Now, the day we have cyborgs that mimic also the bodies of a human a la Battlestar Galactica, we will have an interesting problem.
I'm fairly sure we can measure human "sensation" as in detect physiological activity in the body in someone who is under anesthesia yet the body reacts in different ways to touch or pain.
We can measure the physiological activity, but not whether it gives rise to the same sensations that we experience ourselves. We can reasonably project and guess that they are the same, but we can not know.
In practical terms it does not matter - it is reasonable for us to act as if others do experience the same we do. But if we are to talk about the nature of conscience and sentience it does matter that the only basis we have for knowing about other sentient beings is their self-reported experience.

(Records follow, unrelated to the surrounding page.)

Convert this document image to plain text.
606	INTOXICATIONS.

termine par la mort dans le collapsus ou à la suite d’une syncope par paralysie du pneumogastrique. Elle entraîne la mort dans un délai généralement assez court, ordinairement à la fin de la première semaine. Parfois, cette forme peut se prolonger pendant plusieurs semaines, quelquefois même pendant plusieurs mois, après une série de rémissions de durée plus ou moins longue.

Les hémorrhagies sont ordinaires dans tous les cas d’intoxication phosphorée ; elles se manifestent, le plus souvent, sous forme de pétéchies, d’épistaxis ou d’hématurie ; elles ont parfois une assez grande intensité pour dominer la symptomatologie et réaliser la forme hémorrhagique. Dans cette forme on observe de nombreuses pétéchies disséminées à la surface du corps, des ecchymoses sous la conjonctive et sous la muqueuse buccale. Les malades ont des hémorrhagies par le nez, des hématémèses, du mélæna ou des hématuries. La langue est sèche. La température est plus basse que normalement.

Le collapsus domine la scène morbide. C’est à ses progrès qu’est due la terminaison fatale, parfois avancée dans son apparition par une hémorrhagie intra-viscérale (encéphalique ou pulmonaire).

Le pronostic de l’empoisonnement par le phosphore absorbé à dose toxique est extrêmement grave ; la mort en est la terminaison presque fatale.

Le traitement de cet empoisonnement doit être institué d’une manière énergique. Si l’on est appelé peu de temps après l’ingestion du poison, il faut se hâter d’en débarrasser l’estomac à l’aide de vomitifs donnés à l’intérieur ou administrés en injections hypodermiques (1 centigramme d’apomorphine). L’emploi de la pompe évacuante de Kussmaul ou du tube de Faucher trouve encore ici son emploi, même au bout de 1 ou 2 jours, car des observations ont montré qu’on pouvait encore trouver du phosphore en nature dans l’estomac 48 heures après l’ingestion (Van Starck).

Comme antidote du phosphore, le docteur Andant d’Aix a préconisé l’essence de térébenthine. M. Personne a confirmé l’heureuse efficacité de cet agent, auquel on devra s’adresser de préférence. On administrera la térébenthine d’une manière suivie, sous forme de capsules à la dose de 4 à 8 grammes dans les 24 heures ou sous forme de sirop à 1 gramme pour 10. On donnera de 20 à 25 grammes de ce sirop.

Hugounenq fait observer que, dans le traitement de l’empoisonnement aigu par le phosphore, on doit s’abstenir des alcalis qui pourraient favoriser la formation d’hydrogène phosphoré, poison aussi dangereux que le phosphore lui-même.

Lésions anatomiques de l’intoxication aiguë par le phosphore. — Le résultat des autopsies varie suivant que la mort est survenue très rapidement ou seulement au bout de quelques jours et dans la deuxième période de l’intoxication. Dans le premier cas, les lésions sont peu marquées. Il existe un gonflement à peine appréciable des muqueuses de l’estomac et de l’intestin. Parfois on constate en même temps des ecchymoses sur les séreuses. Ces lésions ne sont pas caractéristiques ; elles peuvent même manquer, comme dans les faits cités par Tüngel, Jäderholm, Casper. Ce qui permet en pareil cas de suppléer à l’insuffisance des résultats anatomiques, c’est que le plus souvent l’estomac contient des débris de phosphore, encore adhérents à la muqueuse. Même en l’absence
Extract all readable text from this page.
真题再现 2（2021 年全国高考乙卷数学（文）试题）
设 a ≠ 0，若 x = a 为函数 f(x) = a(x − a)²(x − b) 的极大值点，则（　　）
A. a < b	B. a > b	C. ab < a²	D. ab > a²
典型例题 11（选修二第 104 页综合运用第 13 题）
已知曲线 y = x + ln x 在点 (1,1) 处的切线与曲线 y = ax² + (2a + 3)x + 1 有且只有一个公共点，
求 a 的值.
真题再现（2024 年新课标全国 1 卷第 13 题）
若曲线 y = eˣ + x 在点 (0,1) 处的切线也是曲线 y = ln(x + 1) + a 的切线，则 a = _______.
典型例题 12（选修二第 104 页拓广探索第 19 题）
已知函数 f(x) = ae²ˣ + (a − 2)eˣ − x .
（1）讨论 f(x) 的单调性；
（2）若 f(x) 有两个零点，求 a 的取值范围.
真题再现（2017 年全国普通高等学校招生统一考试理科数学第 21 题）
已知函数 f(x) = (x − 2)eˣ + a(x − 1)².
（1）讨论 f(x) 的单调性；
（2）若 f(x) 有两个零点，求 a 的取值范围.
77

We know that others do not experience the exact same sensations, because there are reported differences, some of which has been discussed on HN, such as aphantasia. The opposite would be visual thinkers. Then you have super tasters and smellers, people who have very refined palats, perhaps because their gustary and/or oilfactory senses are more heightened. Then you have savants like the musical genius who would hear three separate strands of music in his head at the same time.
Absolutely - I have aphantasia myself, and did assume for 40+ years that my experience was like everyone elses, but I didn't want to make the argument more complex. It's indeed correct that we have often assumed we think the same way but have reasonable reason now to think that isn't actually true. But it still feel reasonable to accept that we're probably close enough. But still, we absolutely can't prove it.
How do you know that model processing text or image input doesn't go through feeling of confusion or excitement or corrupted image doesn't "smell" right for it?
Just the fact that you can pause and restart it doesn't mean it doesn't emerge.